A new map of the UN’s World Food Programme shows that gang violence has decimated Artibonite, the nation’s food basket. Local farmers have abandoned over 3,000 hectares of land in 2023 and moved to less fertile, safer areas. Away from the headlines, Haiti ranks among the countries most affected by hunger, with disasters, climate change and the pandemic’s economic impacts. Armed violence makes the country even more risk-prone. 

Children make up almost 55 per cent of the people displaced. Children should be school-bound, carrying a backpack or playing football. They told us armed gangs have recruited some of their friends. Some carry guns and now fighting someone’s else crimes. Imagine children in New York, London, or Sydney in such a context. 

LIFE GOES ON:

Visits to Haiti leave you with mixed feelings.

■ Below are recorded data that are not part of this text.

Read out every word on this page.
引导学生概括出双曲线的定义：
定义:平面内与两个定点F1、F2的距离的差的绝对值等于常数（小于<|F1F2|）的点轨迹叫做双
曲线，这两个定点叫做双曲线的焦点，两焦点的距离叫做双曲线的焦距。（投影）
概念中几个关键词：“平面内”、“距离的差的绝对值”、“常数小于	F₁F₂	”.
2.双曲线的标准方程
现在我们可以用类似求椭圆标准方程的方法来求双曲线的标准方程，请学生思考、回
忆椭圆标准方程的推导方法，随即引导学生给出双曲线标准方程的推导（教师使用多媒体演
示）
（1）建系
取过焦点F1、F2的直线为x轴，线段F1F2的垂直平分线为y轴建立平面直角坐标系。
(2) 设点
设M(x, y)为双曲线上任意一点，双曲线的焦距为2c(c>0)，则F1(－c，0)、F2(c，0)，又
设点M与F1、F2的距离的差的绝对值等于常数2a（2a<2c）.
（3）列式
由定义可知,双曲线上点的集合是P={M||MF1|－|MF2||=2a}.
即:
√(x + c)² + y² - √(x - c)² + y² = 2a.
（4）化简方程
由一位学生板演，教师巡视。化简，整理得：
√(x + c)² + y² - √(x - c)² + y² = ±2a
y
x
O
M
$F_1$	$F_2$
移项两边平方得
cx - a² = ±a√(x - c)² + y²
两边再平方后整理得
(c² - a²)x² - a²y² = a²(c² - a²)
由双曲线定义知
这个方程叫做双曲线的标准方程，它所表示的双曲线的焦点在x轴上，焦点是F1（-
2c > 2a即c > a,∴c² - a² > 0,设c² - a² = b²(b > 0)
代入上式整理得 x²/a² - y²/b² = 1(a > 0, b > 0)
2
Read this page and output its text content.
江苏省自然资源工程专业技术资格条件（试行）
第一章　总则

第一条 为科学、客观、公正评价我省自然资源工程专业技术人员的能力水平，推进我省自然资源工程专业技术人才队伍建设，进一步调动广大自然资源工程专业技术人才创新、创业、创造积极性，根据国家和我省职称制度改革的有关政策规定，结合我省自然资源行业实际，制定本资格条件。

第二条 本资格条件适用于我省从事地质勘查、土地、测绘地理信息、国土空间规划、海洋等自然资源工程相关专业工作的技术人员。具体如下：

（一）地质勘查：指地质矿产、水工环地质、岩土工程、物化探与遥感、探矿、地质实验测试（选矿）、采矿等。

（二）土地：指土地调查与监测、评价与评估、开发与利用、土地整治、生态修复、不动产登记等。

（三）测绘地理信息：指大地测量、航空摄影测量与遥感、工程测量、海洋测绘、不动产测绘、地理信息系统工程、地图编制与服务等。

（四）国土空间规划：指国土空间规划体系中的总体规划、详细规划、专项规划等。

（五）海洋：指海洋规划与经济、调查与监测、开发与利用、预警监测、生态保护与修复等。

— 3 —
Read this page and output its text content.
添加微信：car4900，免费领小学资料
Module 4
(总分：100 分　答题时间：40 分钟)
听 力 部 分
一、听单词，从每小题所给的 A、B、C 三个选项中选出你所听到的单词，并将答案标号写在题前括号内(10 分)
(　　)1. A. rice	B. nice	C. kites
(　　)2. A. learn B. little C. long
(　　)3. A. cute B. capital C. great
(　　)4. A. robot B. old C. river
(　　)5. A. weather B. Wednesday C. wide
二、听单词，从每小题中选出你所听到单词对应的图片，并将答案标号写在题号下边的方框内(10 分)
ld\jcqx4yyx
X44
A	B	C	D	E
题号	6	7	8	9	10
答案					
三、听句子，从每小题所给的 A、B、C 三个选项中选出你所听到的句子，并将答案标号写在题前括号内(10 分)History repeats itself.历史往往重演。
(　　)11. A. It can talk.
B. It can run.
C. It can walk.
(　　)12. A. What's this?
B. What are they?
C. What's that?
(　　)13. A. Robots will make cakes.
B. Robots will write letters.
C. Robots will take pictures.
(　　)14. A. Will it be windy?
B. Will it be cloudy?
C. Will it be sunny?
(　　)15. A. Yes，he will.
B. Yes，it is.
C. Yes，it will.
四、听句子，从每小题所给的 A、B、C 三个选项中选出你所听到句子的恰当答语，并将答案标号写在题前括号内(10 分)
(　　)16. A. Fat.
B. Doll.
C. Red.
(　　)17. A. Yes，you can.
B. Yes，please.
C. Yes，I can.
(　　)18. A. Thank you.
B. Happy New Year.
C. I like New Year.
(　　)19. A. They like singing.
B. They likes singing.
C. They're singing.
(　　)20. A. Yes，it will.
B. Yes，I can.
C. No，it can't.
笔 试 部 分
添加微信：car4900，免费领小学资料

Amidst storms, earthquakes, and violence, you meet some of the most resilient children here. 

I have always admired the local volunteers. With bare hands and unflinching grit, they pull out fellow Haitians from rubbles and mudslides much before international aid arrives on the scene. 

Most of my earlier visits here have been to support Haitian humanitarian workers, timed either after catastrophic storms or while Haitians are getting ready to embrace the next big one. 

I remember meeting a grandmother in Gonaïves following a hurricane in 2004. While talking to me, she held a packet firmly in her arms, as if she feared someone would snatch it from her.  It contained schoolbooks. Each storm takes the books away and she can’t afford to keep buying books for her grandchildren. She rents them, two days a week.

Storms are the rule here. Haiti is forever recovering from one or preparing to embrace the next. The storms are turbocharged by climate change, making them often more ferocious or frequent. Haiti’s breathing space is fast decreasing.

At the child-friendly spaces, children play, sing, and engage in theatre, art, recreational and educational activities. 

Half the households of Haiti’s over 11 million people are trapped in absolute poverty and live on less than a dollar a day. Shortages are the norm, and food prices soar every time there is a shock.

It is a tough terrain and access to villages is difficult. While flying in the comfort of an aged and rusted UN chopper, the co-pilot gave some simple instructions before lifting off—(1) no need to switch off the cell phone while flying and feel free to talk, if you can beat the noise of the chopper, (2) put the ear plugs on, it will be noisy; (3) fasten seat belts and lock all of the four clips, it will be bumpy and (4) stay calm. 

“Welcome to Haiti!”

*Name changed.

Dr Unni Krishnan is the Global Humanitarian Director, Plan International.